Aber - so hört man oft - derzeit ist Öko out. 1986, direkt nach Tschernobyl, da kamen viele 100 Leute zu Veranstaltungen, heute herrscht hier - wie überall - äußerste Zurückhaltung. Sollte man nicht einfach warten, bis wieder ein Thema Menschenmengen herantreibt? Nein, sage ich, das wäre das falscheste überhaupt. Jetzt, in einem Zeitpunkt relativer Ruhe, ist die beste Möglichkeit Theorien und Konzepte zu entwickeln. In Zeiten in denen plötzlich extrem viele Menschen auftauchen, die zwar von diffusen Ängsten geplagt werden, deren Bewußtseinsentwicklung jedoch noch auf einem deutlich ausbaufähigen Stand ist (um vorsichtig zu formulieren), kann nur an der Oberfläche gearbeitet werden. Jetzt, genau jetzt, ist die Chance, konzeptionelle Kleinarbeit zu leisten, ist auch die Chance, sich über den Tellerrand der eigenen Gruppe hinauszubewegen und die Chancen der Vernetzung, z.B. im Rahmen des ÖkoBüro Hanau aber natürlich auch darüber hinaus, zu nutzen.

Eine Chance sehe ich auch in der gesamtgesellschaftlich sinkenden notwendigen Arbeitszeit.

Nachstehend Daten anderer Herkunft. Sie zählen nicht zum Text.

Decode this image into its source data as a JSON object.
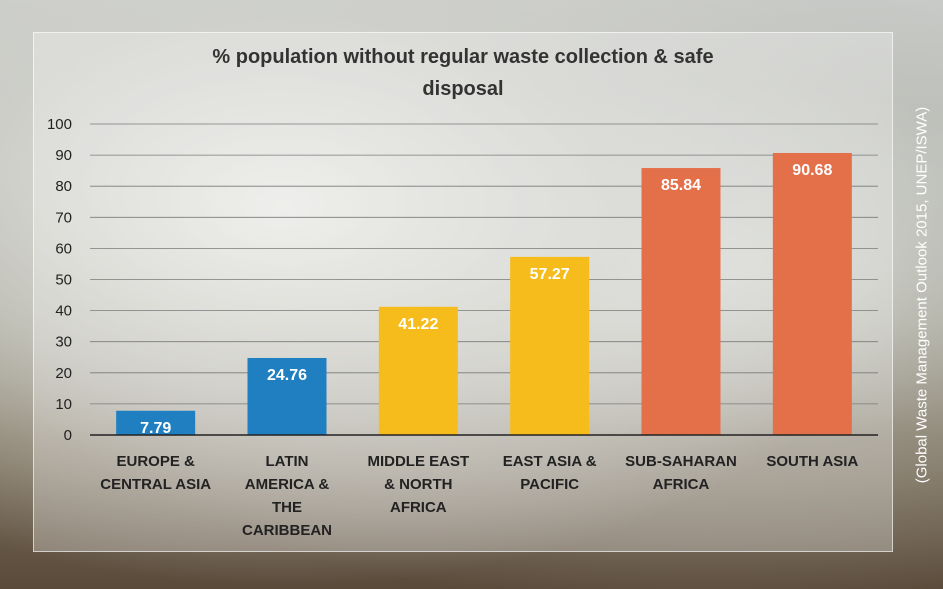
{
  "chart_data": {
    "type": "bar",
    "title_lines": [
      "% population without regular waste collection & safe",
      "disposal"
    ],
    "categories": [
      [
        "EUROPE &",
        "CENTRAL ASIA"
      ],
      [
        "LATIN",
        "AMERICA &",
        "THE",
        "CARIBBEAN"
      ],
      [
        "MIDDLE EAST",
        "& NORTH",
        "AFRICA"
      ],
      [
        "EAST ASIA &",
        "PACIFIC"
      ],
      [
        "SUB-SAHARAN",
        "AFRICA"
      ],
      [
        "SOUTH ASIA"
      ]
    ],
    "values": [
      7.79,
      24.76,
      41.22,
      57.27,
      85.84,
      90.68
    ],
    "value_labels": [
      "7.79",
      "24.76",
      "41.22",
      "57.27",
      "85.84",
      "90.68"
    ],
    "bar_colors": [
      "#1f7fc0",
      "#1f7fc0",
      "#f5bc1c",
      "#f5bc1c",
      "#e4704a",
      "#e4704a"
    ],
    "ylim": [
      0,
      100
    ],
    "yticks": [
      0,
      10,
      20,
      30,
      40,
      50,
      60,
      70,
      80,
      90,
      100
    ],
    "grid": true,
    "legend": "none"
  },
  "source_note": "(Global Waste Management Outlook 2015, UNEP/ISWA)"
}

Wenn wir bereit sind, uns vom inneren Wachstumsfanatiker zu lösen, der uns galuben machen will, was wir alles noch brauchen, und bereit sind, mit weniger Arbeit und weniger Geld auszukommen, dann haben wir auch die Zeit und die Chance für das notwendige gesellschaftliche Engagement. Und so können wir vielleicht nicht gleich gesamtgesellschaftlich oder per Weltrevolution den Neuen Menschen schaffen, aber wenn jeder von uns einen solchen Neuen Menschen schafft, sich selbst, ein genügsamerer, einer der sich nicht in erster Linie über Lohnarbeit definiert, sondern über gesellschaftlich sinnvolle Arbeit, dann entwickeln wir den Menschen wirklich weiter, zu dem zoon politicon, von dem seit 2000 Jahren die Rede ist und von dessen optimaler Ausgestaltung wir doch noch immer so weit entfernt sind. Dann gelingt es uns die Vernetzung selbstverantwortlicher Individuen aufzubauen, die - jede und jederr nach seinen oder ihren Fähigkeiten - in vernetzten Gruppen zusammenarbeiten an Konzepten für eine Gesellschaft in Nachhaltigkeit. So kann auch den Kräften, die derzeit nur daran interessiert sind, die Umverteilung von unten nach oben zu organisieren, En-gagement und Solidarität entgegengesetzt werden.

Ich plädiere dafür, die Chancen, die uns Institutionen wie das ÖkoBüro Hanau ermöglichen, auch wirklich zu nutzen, nämlich das Konzept "Global denken - lokal handeln" umzusetzen!